Two of the songs were recorded separately form the Rockfield sessions. The penultimate track: ‘Terminal Crash Fear’ recorded in LeMons and produced by Richard Jackson of Novocaine, and ‘Pig Valentine’, produced by Jon Langford who showed up at the studio with a crate of wine and a Vox amp. That was the most alcohol fuelled session I can ever remember. In fact, I can’t even remember recording it, but I must have been there I suppose.
Occasionally, I’ll hear a track on the radio and think it still sounds exciting and like we recorded it yesterday. The danger of recording is in the opportunity to make something perfect, there’s no surer way of killing an idea than working it to death. I recently read an article by the crime writer James Lee Burke who quoted Jack Kerouac as saying, ‘Your art is the Holy Ghost blowing through your soul.’ I like that quote because I think it highlights the difference between the revelation and the realisation – or the art and the craft.

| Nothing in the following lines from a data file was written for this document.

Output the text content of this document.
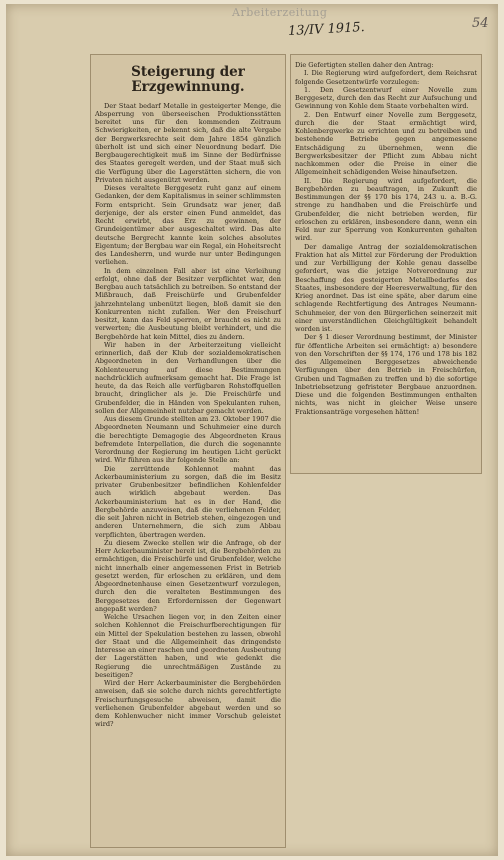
Arbeiterzeitung
13/IV 1915.	54
Steigerung der Erzgewinnung.

Der Staat bedarf Metalle in gesteigerter Menge, die Absperrung von überseeischen Produktionsstätten bereitet uns für den kommenden Zeitraum Schwierigkeiten, er bekennt sich, daß die alte Vergabe der Bergwerksrechte seit dem Jahre 1854 gänzlich überholt ist und sich einer Neuordnung bedarf. Die Bergbaugerechtigkeit muß im Sinne der Bedürfnisse des Staates geregelt werden, und der Staat muß sich die Verfügung über die Lagerstätten sichern, die von Privaten nicht ausgenützt werden.

Dieses veraltete Berggesetz ruht ganz auf einem Gedanken, der dem Kapitalismus in seiner schlimmsten Form entspricht. Sein Grundsatz war jener, daß derjenige, der als erster einen Fund anmeldet, das Recht erwirbt, das Erz zu gewinnen, der Grundeigentümer aber ausgeschaltet wird. Das alte deutsche Bergrecht kannte kein solches absolutes Eigentum; der Bergbau war ein Regal, ein Hoheitsrecht des Landesherrn, und wurde nur unter Bedingungen verliehen.

In dem einzelnen Fall aber ist eine Verleihung erfolgt, ohne daß der Besitzer verpflichtet war, den Bergbau auch tatsächlich zu betreiben. So entstand der Mißbrauch, daß Freischürfe und Grubenfelder jahrzehntelang unbenützt liegen, bloß damit sie den Konkurrenten nicht zufallen. Wer den Freischurf besitzt, kann das Feld sperren, er braucht es nicht zu verwerten; die Ausbeutung bleibt verhindert, und die Bergbehörde hat kein Mittel, dies zu ändern.

Wir haben in der Arbeiterzeitung vielleicht erinnerlich, daß der Klub der sozialdemokratischen Abgeordneten in den Verhandlungen über die Kohlenteuerung auf diese Bestimmungen nachdrücklich aufmerksam gemacht hat. Die Frage ist heute, da das Reich alle verfügbaren Rohstoffquellen braucht, dringlicher als je. Die Freischürfe und Grubenfelder, die in Händen von Spekulanten ruhen, sollen der Allgemeinheit nutzbar gemacht werden.

Aus diesem Grunde stellten am 23. Oktober 1907 die Abgeordneten Neumann und Schuhmeier eine durch die berechtigte Demagogie des Abgeordneten Kraus befremdete Interpellation, die durch die sogenannte Verordnung der Regierung im heutigen Licht gerückt wird. Wir führen aus ihr folgende Stelle an:

Die zerrüttende Kohlennot mahnt das Ackerbauministerium zu sorgen, daß die im Besitz privater Grubenbesitzer befindlichen Kohlenfelder auch wirklich abgebaut werden. Das Ackerbauministerium hat es in der Hand, die Bergbehörde anzuweisen, daß die verliehenen Felder, die seit Jahren nicht in Betrieb stehen, eingezogen und anderen Unternehmern, die sich zum Abbau verpflichten, übertragen werden.

Zu diesem Zwecke stellen wir die Anfrage, ob der Herr Ackerbauminister bereit ist, die Bergbehörden zu ermächtigen, die Freischürfe und Grubenfelder, welche nicht innerhalb einer angemessenen Frist in Betrieb gesetzt werden, für erloschen zu erklären, und dem Abgeordnetenhause einen Gesetzentwurf vorzulegen, durch den die veralteten Bestimmungen des Berggesetzes den Erfordernissen der Gegenwart angepaßt werden?

Welche Ursachen liegen vor, in den Zeiten einer solchen Kohlennot die Freischurfberechtigungen für ein Mittel der Spekulation bestehen zu lassen, obwohl der Staat und die Allgemeinheit das dringendste Interesse an einer raschen und geordneten Ausbeutung der Lagerstätten haben, und wie gedenkt die Regierung die unrechtmäßigen Zustände zu beseitigen?

Wird der Herr Ackerbauminister die Bergbehörden anweisen, daß sie solche durch nichts gerechtfertigte Freischurfungsgesuche abweisen, damit die verliehenen Grubenfelder abgebaut werden und so dem Kohlenwucher nicht immer Vorschub geleistet wird?

Die Gefertigten stellen daher den Antrag:

I. Die Regierung wird aufgefordert, dem Reichsrat folgende Gesetzentwürfe vorzulegen:

1. Den Gesetzentwurf einer Novelle zum Berggesetz, durch den das Recht zur Aufsuchung und Gewinnung von Kohle dem Staate vorbehalten wird.

2. Den Entwurf einer Novelle zum Berggesetz, durch die der Staat ermächtigt wird, Kohlenbergwerke zu errichten und zu betreiben und bestehende Betriebe gegen angemessene Entschädigung zu übernehmen, wenn die Bergwerksbesitzer der Pflicht zum Abbau nicht nachkommen oder die Preise in einer die Allgemeinheit schädigenden Weise hinaufsetzen.

II. Die Regierung wird aufgefordert, die Bergbehörden zu beauftragen, in Zukunft die Bestimmungen der §§ 170 bis 174, 243 u. a. B.-G. strenge zu handhaben und die Freischürfe und Grubenfelder, die nicht betrieben werden, für erloschen zu erklären, insbesondere dann, wenn ein Feld nur zur Sperrung von Konkurrenten gehalten wird.

Der damalige Antrag der sozialdemokratischen Fraktion hat als Mittel zur Förderung der Produktion und zur Verbilligung der Kohle genau dasselbe gefordert, was die jetzige Notverordnung zur Beschaffung des gesteigerten Metallbedarfes des Staates, insbesondere der Heeresverwaltung, für den Krieg anordnet. Das ist eine späte, aber darum eine schlagende Rechtfertigung des Antrages Neumann-Schuhmeier, der von den Bürgerlichen seinerzeit mit einer unverständlichen Gleichgültigkeit behandelt worden ist.

Der § 1 dieser Verordnung bestimmt, der Minister für öffentliche Arbeiten sei ermächtigt: a) besondere von den Vorschriften der §§ 174, 176 und 178 bis 182 des Allgemeinen Berggesetzes abweichende Verfügungen über den Betrieb in Freischürfen, Gruben und Tagmaßen zu treffen und b) die sofortige Inbetriebsetzung gefristeter Bergbaue anzuordnen. Diese und die folgenden Bestimmungen enthalten nichts, was nicht in gleicher Weise unsere Fraktionsanträge vorgesehen hätten!
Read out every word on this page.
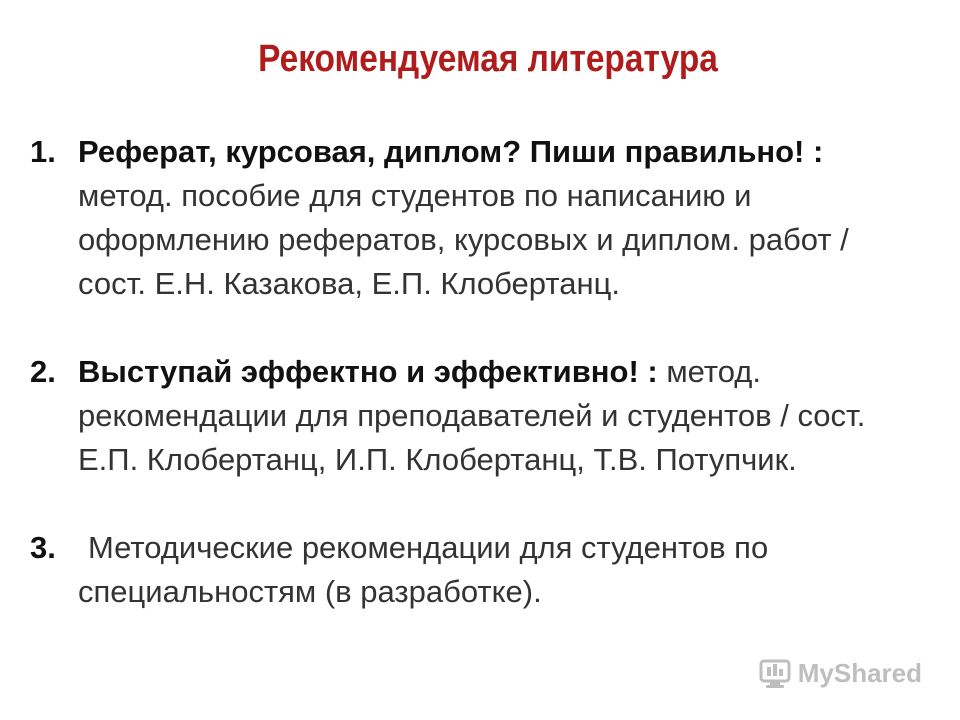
Рекомендуемая литература
1. Реферат, курсовая, диплом? Пиши правильно! :
метод. пособие для студентов по написанию и
оформлению рефератов, курсовых и диплом. работ /
сост. Е.Н. Казакова, Е.П. Клобертанц.
2. Выступай эффектно и эффективно! : метод.
рекомендации для преподавателей и студентов / сост.
Е.П. Клобертанц, И.П. Клобертанц, Т.В. Потупчик.
3.	Методические рекомендации для студентов по

специальностям (в разработке).
MyShared
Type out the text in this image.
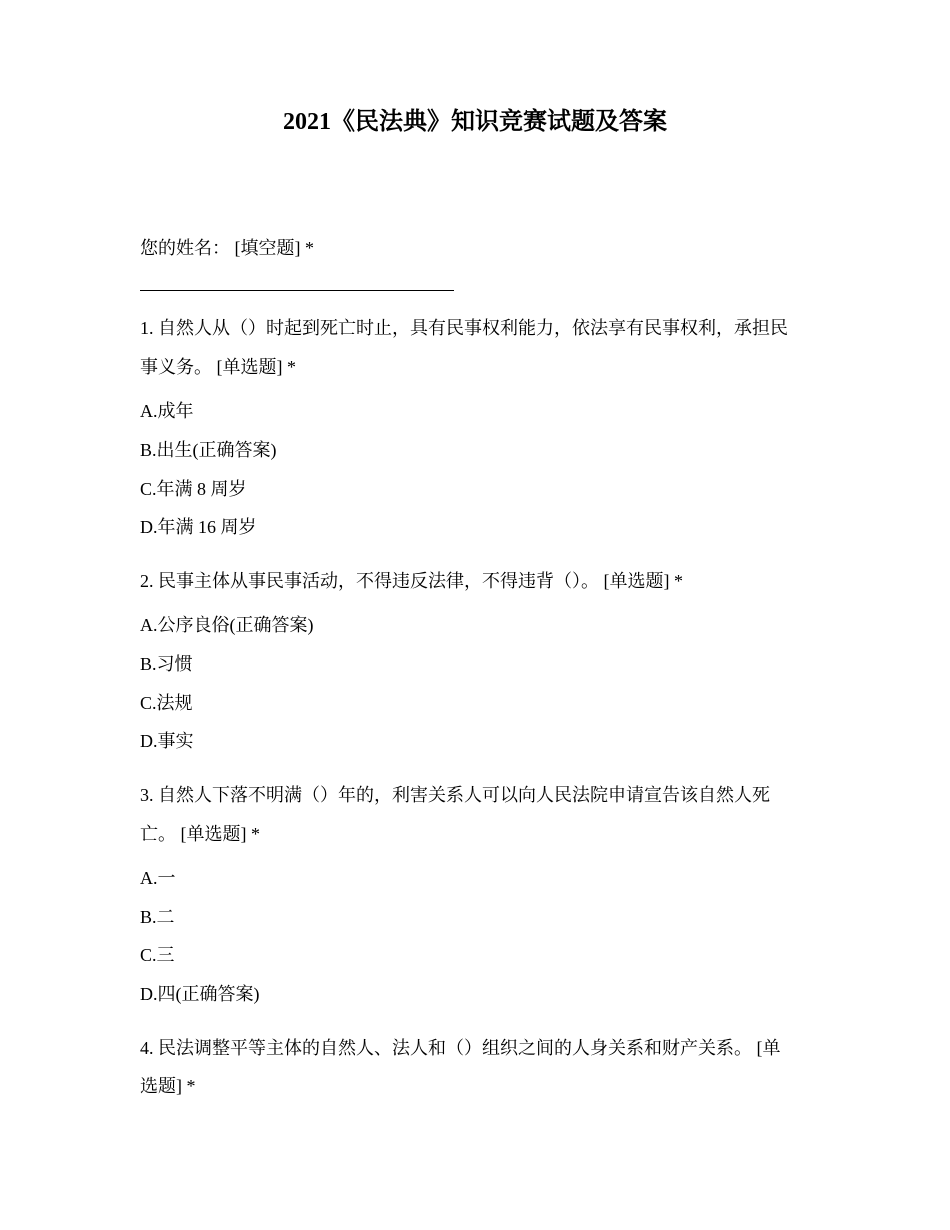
2021《民法典》知识竞赛试题及答案
您的姓名： [填空题] *
1. 自然人从（）时起到死亡时止，具有民事权利能力，依法享有民事权利，承担民
事义务。 [单选题] *
A.成年
B.出生(正确答案)
C.年满 8 周岁
D.年满 16 周岁
2. 民事主体从事民事活动，不得违反法律，不得违背（）。 [单选题] *
A.公序良俗(正确答案)
B.习惯
C.法规
D.事实
3. 自然人下落不明满（）年的，利害关系人可以向人民法院申请宣告该自然人死
亡。 [单选题] *
A.一
B.二
C.三
D.四(正确答案)
4. 民法调整平等主体的自然人、法人和（）组织之间的人身关系和财产关系。 [单
选题] *
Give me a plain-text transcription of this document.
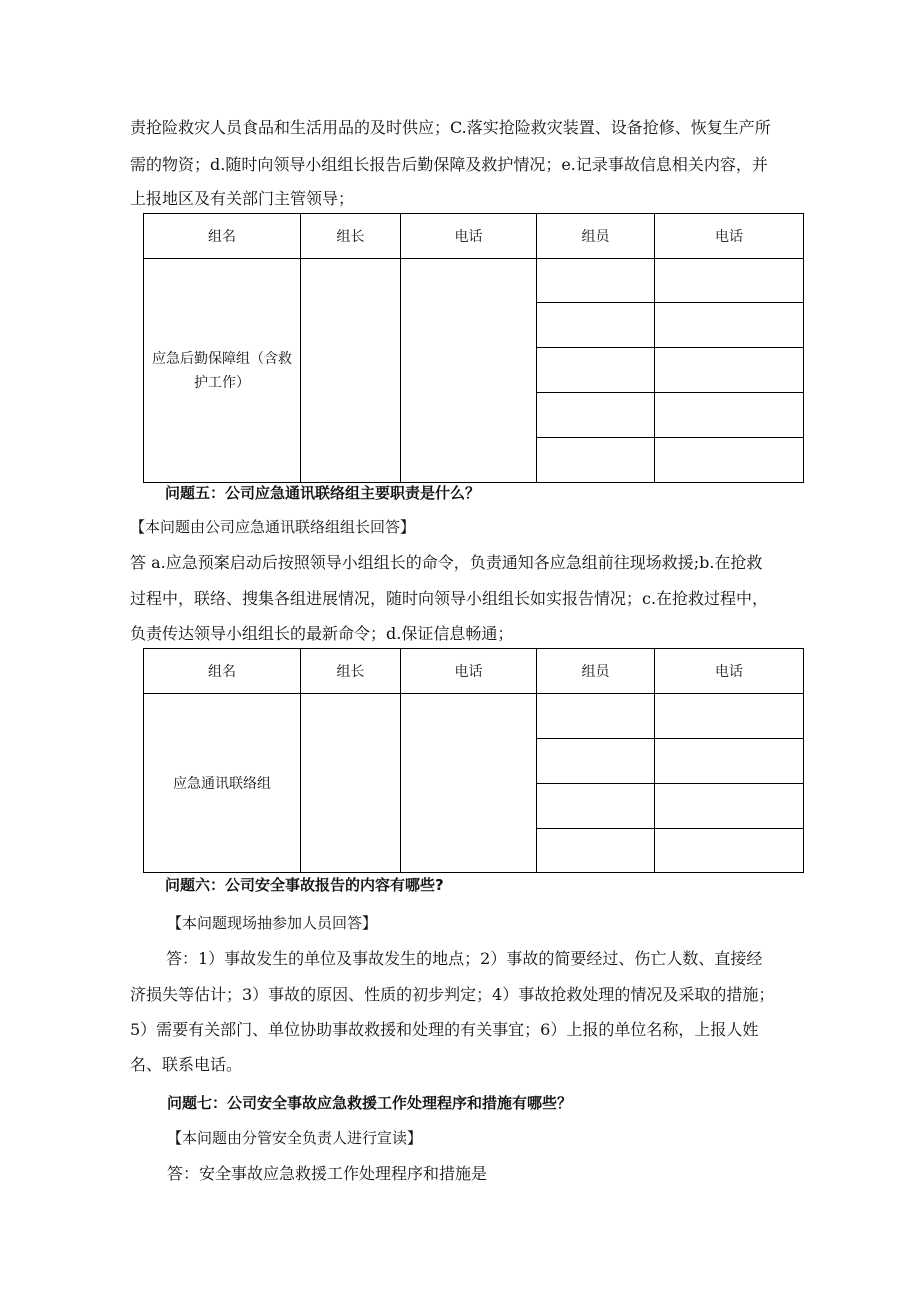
责抢险救灾人员食品和生活用品的及时供应；C.落实抢险救灾装置、设备抢修、恢复生产所
需的物资；d.随时向领导小组组长报告后勤保障及救护情况；e.记录事故信息相关内容，并
上报地区及有关部门主管领导；
组名	组长	电话	组员	电话
应急后勤保障组（含救
护工作）				

问题五：公司应急通讯联络组主要职责是什么？
【本问题由公司应急通讯联络组组长回答】
答 a.应急预案启动后按照领导小组组长的命令，负责通知各应急组前往现场救援;b.在抢救
过程中，联络、搜集各组进展情况，随时向领导小组组长如实报告情况；c.在抢救过程中，
负责传达领导小组组长的最新命令；d.保证信息畅通；
组名	组长	电话	组员	电话
应急通讯联络组				

问题六：公司安全事故报告的内容有哪些?
【本问题现场抽参加人员回答】
答：1）事故发生的单位及事故发生的地点；2）事故的简要经过、伤亡人数、直接经
济损失等估计；3）事故的原因、性质的初步判定；4）事故抢救处理的情况及采取的措施；
5）需要有关部门、单位协助事故救援和处理的有关事宜；6）上报的单位名称，上报人姓
名、联系电话。
问题七：公司安全事故应急救援工作处理程序和措施有哪些？
【本问题由分管安全负责人进行宣读】
答：安全事故应急救援工作处理程序和措施是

Ideas don’t come easy, but you always have the craft [realisation] which you can apply to the art [revelation]. In other words, recognise the gift when it’s offered to you but also understand that your part of the bargain is putting the graft in. Making music can be scary but you have to trust your intuition. You don’t need to stare at the visual representation of pro tools on a computer screen to tell if something’s out of time or out of tune, you just need to listen and respond. The Big 3 was originally released in January 1996 and then rereleased in 2015 with a John Peel session and some B sides. We’re forever grateful to everyone and anyone who still listens to the record after all these years. Thank you.